Когда рухнула Берлинская стена, Мстислав Леопольдович Ростропович пришел к нам с друзьями, чтоб отпраздновать это фантастическое событие. Воскликнул еще с порога: «Пожалуйста, Людмила, предложите всему залу шампанское!» Он выпил за здоровье всех, был хозяином вечера, заставил меня спеть «Я вас любил», сказал «Какая талантливая!» – и поцеловал прямо в губы.
Праздник удался на славу: когда пришел счет – они «прочитали… и прослезились».
Вечер был, конечно, особенным, историческим.
Но в то же время – очень в духе «Русского павильона».
Глава двадцать восьмая
Однажды собралось как-то особенно много знатных людей: португальская маркиза де Кастежа, португальская виконтесса Анна Лиотти, жена президента Индонезии Деви Сукарно, много других знаменитостей, хорошо известных в Париже.
В конце зала большой стол занимал князь Голицын со спутниками. Напротив – стол принцессы Монако Каролин, с ней пришли ее сестра Стефани, свита, Карл Лагерфельд и еще несколько известных людей. Все они были приглашены одним из парижских антикваров, который давал обед в честь принцессы, – был день ее ангела.
Стол засыпан подарками – ожерельями, браслетами, шарфами – и цветами. «Дом Периньон» шипел в хрустальных бокалах, икра искрилась, настроение у всех было прекрасное. Бал начался, играл скрипач, потом на нашей небольшой эстраде пели под гитару (у меня тогда выступал бывший московский актер Алеша Булатов). Так длилось до половины двенадцатого. После этого, как всегда, было объявлено: «А теперь… Людмила!»
Я начала петь. Обыкновенно в зале в эту минуту наступала тишина. Но принцесса Каролин и Лагерфельд продолжали разговаривать.
Послышалось строгое: «Шшш…» – князь Голицын призывал гостей к молчанию.
Но – Каролин продолжала говорить с Лагерфельдом.
И тогда князь громко сказал: «В России все молчат, когда поют известные певицы!»
Тут на минуту действительно онемели все. Включая меня.
Сказать, что возникла общая неловкость, – это ничего не сказать.
Я, чтоб изменить атмосферу в зале, отошла от рояля, спустилась к гостям и стала петь: «Не слышны в саду даже шорохи…» – то, что знали и любили все. «Пойте с нами, принцесса… как всегда!» – сказала я Каролин. Она холодно ответила: «Мне приказали молчать». Я засмеялась: «Ну нет… поем!»

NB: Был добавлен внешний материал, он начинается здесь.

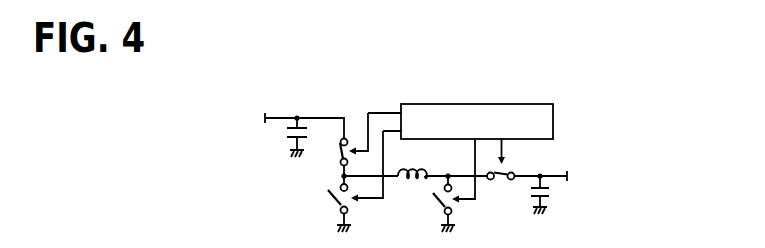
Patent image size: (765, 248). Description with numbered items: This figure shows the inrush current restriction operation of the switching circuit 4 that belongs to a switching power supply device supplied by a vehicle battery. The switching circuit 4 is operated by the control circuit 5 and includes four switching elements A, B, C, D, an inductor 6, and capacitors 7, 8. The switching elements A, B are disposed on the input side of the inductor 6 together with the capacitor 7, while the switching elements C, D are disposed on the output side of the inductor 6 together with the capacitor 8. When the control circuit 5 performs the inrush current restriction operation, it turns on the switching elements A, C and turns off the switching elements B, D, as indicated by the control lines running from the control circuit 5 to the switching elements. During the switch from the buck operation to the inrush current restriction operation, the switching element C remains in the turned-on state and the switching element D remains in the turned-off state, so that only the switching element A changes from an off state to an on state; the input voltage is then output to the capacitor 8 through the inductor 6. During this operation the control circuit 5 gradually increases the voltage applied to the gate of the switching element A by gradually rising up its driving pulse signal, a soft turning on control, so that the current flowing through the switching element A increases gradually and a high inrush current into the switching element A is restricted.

The switching circuit 4 is at (407, 88).
The control circuit 5 is at (450, 103).
The inductor 6 is at (418, 168).
The capacitor 7 is at (283, 133).
The capacitor 8 is at (552, 196).
The switching element A is at (337, 145).
The switching element B is at (327, 195).
The switching element C is at (503, 181).
The switching element D is at (435, 202).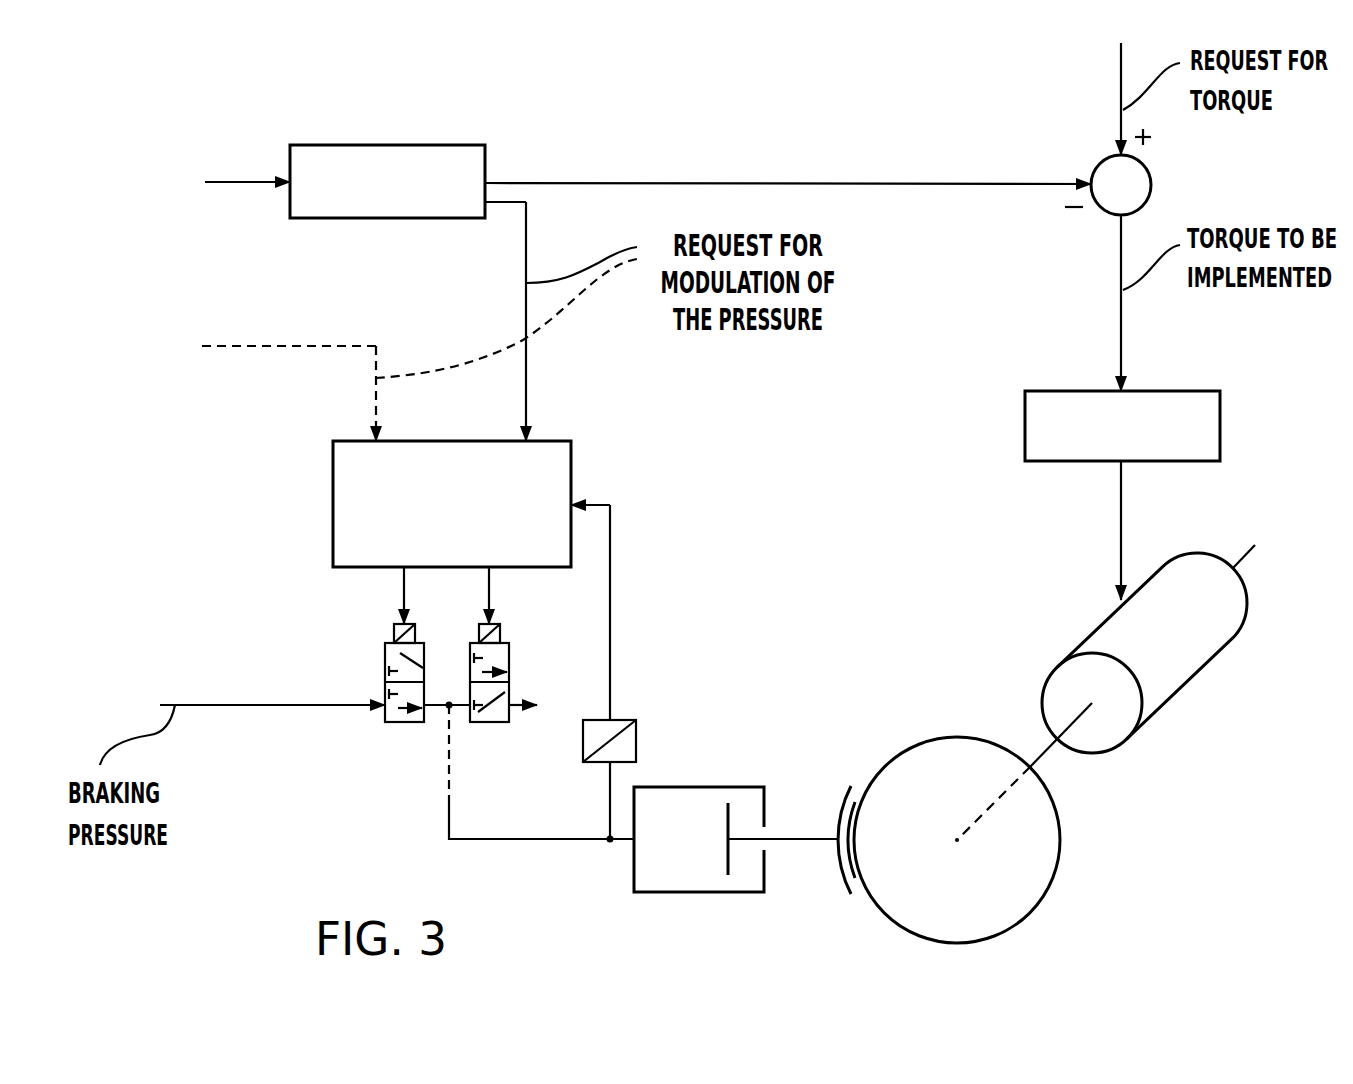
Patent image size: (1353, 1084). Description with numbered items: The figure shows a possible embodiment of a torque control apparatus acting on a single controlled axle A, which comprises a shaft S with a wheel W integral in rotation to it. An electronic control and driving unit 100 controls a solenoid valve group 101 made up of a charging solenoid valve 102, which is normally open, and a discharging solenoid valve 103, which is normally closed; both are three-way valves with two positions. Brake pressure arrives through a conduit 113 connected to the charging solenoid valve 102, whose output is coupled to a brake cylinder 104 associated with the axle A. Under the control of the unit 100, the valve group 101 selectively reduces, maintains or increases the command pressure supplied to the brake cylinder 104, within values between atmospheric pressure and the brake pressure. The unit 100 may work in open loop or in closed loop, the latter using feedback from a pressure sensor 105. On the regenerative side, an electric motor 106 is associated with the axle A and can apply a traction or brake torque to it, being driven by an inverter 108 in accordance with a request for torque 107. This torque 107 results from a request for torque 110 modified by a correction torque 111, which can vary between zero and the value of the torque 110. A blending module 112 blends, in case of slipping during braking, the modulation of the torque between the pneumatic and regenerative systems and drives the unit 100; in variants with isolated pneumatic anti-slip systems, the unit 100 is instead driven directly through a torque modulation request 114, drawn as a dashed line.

The electronic control and driving unit 100 is at (548, 442).
The solenoid valve group 101 is at (412, 627).
The charging solenoid valve 102 is at (385, 667).
The discharging solenoid valve 103 is at (509, 666).
The brake cylinder 104 is at (650, 893).
The pressure sensor 105 is at (637, 748).
The electric motor 106 is at (1158, 692).
The request for torque 107 is at (1121, 313).
The inverter 108 is at (1025, 428).
The request for torque 110 is at (1118, 70).
The correction torque 111 is at (732, 183).
The blending module 112 is at (387, 145).
The conduit 113 is at (222, 703).
The torque modulation request 114 is at (291, 345).
The axle A is at (976, 730).
The wheel W is at (920, 797).
The shaft S is at (958, 843).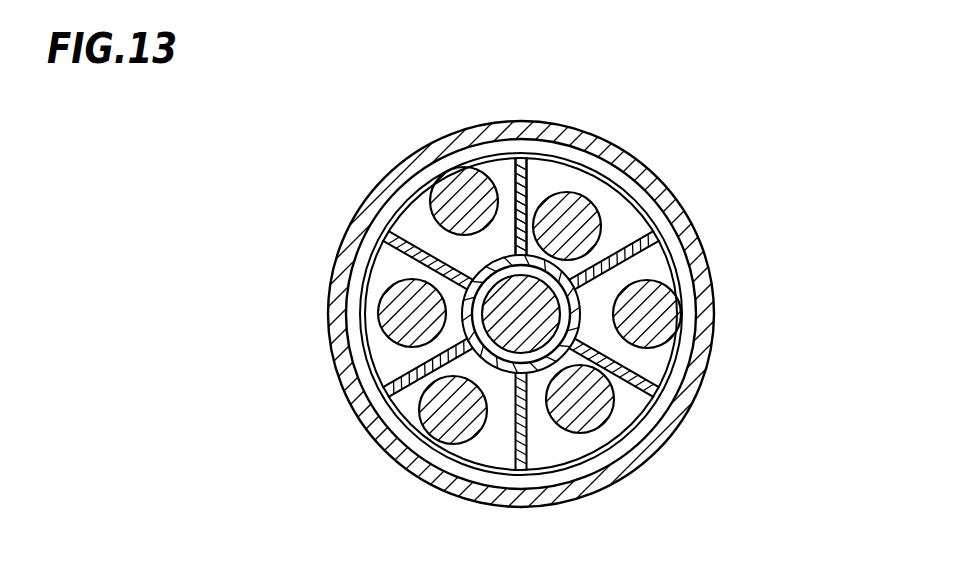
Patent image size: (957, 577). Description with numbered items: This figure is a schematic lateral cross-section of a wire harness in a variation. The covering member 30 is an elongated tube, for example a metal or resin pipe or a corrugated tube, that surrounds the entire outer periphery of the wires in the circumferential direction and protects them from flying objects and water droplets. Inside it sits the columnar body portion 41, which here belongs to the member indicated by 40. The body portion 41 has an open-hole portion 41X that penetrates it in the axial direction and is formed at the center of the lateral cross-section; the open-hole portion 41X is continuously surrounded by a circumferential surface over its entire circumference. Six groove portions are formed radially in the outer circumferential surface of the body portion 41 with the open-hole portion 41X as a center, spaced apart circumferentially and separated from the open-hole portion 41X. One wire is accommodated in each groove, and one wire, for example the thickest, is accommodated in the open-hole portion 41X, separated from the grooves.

Когда я окончила номер, антиквар с бешенством в голосе приказал: «Счет! Вы испортили именины принцессы и мой праздник! Я это припомню! Счет!»
Я была в ужасе. Когда они уходили, я сказала: «Принцесса, ведь это князь Голицын, его матушка с вами хорошо знакома». Каролин ответила: «В таком случае надо было представиться».
Больше Каролин у нас не бывала.
И дело пострадало: мы с Джонни собирались, именно по желанию принцессы, вскоре открыть еще один «Русский павильон» в Монте-Карло. Хотели сами переехать из Парижа туда, на Лазурный берег. Уже мечтали о мягком климате Средиземноморья.
Рыцарский поступок князя Голицына свел на нет наши планы.
Конечно, Патрику Голицыну было от кого унаследовать несгибаемый дух. Тут нельзя не вспомнить историю его бабушки Ольги. Она была необыкновенная дама!
Ольга в России, еще до революции, вышла замуж за американца, представителя фабрики швейных машин «Зингер» в Москве. Однажды на каком-то московском балу она встретила очаровательного француза и, танцуя с ним, сказала: «Когда я приеду в Париж – я вам позвоню».
Прошло несколько лет. Началась революция. Ольга испытала все ее ужасы, потеряла мужа. Одна, с маленькой дочерью, без капиталов, решила бежать куда глаза глядят. Была в Японии, в разных других странах – и наконец оказалась в Париже. Будучи очень умной женщиной, она сохранила номер телефона милого француза, который так хорошо танцевал вальс.